According to the ratings agency, the government's decision for dilution has not indicated a broader privatisation initiative in the sector, and that the stakes are unlikely to go below 51 percent in the medium term.
Thus, the rating agency said that it expects access to core equity to remain challenging.
"As such, state-owned banks will likely have to continue relying on additional tier 1 (AT1) hybrid instruments to strengthen capitalisation in the short term, despite the government's planned sell-downs," the ratings agency in its report on the sector said.
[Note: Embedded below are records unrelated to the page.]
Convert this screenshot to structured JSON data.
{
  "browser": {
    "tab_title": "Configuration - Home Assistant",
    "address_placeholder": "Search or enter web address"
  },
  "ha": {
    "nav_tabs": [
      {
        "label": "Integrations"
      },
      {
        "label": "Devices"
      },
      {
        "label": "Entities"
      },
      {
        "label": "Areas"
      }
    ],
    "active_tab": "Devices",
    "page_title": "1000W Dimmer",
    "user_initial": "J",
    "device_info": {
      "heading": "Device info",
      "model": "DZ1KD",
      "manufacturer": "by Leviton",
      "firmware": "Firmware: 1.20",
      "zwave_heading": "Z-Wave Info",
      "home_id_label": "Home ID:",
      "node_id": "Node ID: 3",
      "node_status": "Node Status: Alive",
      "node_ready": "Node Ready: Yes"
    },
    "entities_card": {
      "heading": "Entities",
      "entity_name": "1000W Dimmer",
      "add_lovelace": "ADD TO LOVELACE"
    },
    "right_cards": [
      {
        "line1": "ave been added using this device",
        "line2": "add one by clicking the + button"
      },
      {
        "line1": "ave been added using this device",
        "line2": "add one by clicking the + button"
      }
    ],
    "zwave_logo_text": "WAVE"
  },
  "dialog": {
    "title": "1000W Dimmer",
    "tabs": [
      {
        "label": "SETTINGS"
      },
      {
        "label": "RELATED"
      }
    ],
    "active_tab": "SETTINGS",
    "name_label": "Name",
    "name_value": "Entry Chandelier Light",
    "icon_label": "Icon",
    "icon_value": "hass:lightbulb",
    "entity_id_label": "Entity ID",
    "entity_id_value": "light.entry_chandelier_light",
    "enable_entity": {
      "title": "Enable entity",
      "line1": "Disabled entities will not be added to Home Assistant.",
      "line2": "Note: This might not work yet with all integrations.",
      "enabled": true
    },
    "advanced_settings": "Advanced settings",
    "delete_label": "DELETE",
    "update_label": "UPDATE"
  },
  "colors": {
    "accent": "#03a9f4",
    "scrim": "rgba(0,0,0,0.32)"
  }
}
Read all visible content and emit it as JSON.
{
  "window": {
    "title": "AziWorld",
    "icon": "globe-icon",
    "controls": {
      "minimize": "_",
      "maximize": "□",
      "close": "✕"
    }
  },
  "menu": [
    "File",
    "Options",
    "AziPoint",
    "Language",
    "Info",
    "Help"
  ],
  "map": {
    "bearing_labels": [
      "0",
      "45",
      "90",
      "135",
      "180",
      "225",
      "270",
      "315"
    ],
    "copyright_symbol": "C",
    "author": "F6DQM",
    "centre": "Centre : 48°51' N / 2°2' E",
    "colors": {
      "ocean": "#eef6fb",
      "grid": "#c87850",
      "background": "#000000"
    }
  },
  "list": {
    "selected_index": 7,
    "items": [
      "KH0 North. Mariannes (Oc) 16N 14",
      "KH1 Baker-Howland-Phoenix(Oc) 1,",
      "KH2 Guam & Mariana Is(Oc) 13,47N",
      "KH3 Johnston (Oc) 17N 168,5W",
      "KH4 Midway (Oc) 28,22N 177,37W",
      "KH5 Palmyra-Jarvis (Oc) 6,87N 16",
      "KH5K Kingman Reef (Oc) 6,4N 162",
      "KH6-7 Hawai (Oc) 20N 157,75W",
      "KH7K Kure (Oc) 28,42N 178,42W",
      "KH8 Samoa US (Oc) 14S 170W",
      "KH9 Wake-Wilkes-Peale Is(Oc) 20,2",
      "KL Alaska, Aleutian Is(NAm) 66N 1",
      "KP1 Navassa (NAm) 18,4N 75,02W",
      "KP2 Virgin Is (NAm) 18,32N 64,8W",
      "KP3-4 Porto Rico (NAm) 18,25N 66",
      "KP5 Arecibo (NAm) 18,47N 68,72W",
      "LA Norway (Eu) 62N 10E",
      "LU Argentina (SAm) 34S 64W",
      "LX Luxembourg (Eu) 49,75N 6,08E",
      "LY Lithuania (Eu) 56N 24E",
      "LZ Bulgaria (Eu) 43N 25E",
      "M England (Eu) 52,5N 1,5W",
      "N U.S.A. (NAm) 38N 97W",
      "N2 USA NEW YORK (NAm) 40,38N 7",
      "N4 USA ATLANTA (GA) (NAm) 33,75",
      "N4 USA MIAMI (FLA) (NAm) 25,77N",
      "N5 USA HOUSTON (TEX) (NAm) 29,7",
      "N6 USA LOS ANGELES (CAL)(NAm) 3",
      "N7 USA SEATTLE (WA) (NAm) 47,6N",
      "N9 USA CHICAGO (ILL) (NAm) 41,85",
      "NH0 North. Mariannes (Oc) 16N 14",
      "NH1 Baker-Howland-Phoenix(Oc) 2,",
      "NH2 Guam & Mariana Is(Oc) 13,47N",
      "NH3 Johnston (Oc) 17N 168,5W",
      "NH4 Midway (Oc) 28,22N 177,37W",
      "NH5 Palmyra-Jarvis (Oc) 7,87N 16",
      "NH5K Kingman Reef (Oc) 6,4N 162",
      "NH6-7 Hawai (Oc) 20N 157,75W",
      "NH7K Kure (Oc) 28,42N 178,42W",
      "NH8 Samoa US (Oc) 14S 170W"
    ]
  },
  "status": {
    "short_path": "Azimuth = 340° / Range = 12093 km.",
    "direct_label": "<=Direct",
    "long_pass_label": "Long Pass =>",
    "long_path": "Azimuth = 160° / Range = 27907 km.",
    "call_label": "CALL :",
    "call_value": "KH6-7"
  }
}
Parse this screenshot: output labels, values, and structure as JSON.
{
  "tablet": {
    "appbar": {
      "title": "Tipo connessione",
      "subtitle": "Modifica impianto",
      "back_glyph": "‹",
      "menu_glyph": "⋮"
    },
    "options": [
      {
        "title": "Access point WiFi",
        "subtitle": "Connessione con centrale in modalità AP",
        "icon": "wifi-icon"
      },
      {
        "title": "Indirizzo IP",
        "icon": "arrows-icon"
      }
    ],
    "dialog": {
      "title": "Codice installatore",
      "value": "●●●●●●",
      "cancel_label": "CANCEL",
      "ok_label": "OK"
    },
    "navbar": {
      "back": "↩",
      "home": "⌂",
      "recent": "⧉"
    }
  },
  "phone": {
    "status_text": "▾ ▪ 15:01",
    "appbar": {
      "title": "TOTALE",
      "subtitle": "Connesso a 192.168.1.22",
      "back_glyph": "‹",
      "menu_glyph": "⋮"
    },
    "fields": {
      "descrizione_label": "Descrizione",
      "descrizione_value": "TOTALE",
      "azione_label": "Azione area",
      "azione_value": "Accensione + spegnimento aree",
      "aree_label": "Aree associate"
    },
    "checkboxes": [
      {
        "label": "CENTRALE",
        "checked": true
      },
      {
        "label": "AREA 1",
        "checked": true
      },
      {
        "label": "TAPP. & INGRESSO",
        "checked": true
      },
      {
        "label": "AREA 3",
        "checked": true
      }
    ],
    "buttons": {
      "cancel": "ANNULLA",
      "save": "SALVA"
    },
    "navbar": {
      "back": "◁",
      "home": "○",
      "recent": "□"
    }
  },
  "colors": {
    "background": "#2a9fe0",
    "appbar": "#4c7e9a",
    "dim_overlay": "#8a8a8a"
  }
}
Further, the report estimates that Indian banks will require $200 billion capital under Basel-III norms till 2019, of which the state-owned banks will account for around 85 percent.
Also Read
The progress to strengthen capital has been slow due to a low internal rate of capital accretion and limited access to core equity.
Fitch said that asset quality and earnings continue to remain stressed for most state banks notwithstanding some signs of early recovery.
"Expectations of higher restructuring and muted credit growth could further mean that earnings recovery will be slow and protracted," the report said, adding that as such, the plan to reduce government stakes may have to wait until there is a meaningful recovery in earnings.
State banks in India accounts for nearly 75 percent of total banking system assets but holds 90 percent of the system's stressed loans.
Fitch added that a cyclical recovery in FY16 should help ease the level of stressed assets, which is expected to peak by March 2015.